Nobody’s more surprised than I am to report that Alien: Romulus is actually pretty good. It takes a while to set up, but then it’s tense throughout, with a genuinely scary nail-biter of a final escape sequence.
It’s a shame I can’t describe the ending, because it’s a doozy, but you have to see the movie to find out for yourself how fresh shudders can be added to the very familiar Alien franchise. I’ll simply note that the Alien movies have always centered on the horrifying implications of sex, birth, motherhood, evolutionary development, and nightmarish corporate interference in all of those areas creating ever worse biological nightmares. One of the crew members in Alien: Romulus is pregnant. You can start speculating from there.
Though if you follow the commentary of certain critics and fans, who seem to have total recall of every plot point in all eight previous Alien films in the forty-five-year-old franchise. there’s nothing new under the sun, and it’s all sadly derivative. Reliable old crank Mick LaSalle of the San Francisco Chronicle takes this jaded position to its logical end point, grousing,
The real mistake here wasn’t in the execution. The foundational mistake came when someone said, “Hey, let’s make another ‘Alien’ movie.” Newsflash: The alien concept is dead. Leave it alone, and leave poor Ian Holm out of it.
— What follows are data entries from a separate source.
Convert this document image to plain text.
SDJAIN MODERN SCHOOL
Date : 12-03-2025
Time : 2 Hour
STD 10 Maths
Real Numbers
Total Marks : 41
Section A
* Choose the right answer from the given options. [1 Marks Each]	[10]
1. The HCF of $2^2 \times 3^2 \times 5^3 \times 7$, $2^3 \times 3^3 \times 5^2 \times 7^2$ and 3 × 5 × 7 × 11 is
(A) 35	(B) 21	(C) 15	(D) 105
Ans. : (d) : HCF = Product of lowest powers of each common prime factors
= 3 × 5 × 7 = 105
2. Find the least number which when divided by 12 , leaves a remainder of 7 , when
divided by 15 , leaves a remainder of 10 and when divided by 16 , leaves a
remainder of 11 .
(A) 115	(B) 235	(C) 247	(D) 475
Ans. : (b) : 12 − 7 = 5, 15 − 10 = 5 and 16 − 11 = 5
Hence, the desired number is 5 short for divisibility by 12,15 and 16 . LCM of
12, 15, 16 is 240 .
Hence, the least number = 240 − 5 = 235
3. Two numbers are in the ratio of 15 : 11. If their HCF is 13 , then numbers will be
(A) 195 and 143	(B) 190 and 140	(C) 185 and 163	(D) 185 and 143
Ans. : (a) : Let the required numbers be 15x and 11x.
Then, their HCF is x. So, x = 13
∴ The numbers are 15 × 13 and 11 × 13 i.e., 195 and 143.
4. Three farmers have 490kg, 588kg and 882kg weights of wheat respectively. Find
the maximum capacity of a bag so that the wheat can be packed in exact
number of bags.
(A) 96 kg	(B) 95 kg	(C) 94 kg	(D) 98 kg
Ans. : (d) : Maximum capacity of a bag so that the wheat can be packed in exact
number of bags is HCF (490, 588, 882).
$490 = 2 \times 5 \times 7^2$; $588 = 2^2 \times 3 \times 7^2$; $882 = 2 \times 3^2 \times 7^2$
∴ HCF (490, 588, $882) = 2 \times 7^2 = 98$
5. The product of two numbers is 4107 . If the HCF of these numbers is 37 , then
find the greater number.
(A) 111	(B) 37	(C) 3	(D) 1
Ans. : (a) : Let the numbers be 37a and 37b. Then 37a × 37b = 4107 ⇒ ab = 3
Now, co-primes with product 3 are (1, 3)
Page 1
That final gripe about Ian Holm refers to the fact that the late actor, who played the android Ash in the superb first Alien in 1979, is incorporated into this new film. He’s made to give a CGI-zombie performance as a new android character, Rook, who’s clearly the same model as Ash, the coldly single-minded corporate shill. It was producer Ridley Scott’s idea to resurrect Holm, and Holm’s family gave writer-director Fede Álvarez (The Evil Dead) permission to digitally recreate the likeness of the actor, who died in 2020. Actor Daniel Betts impersonated Holm’s voice.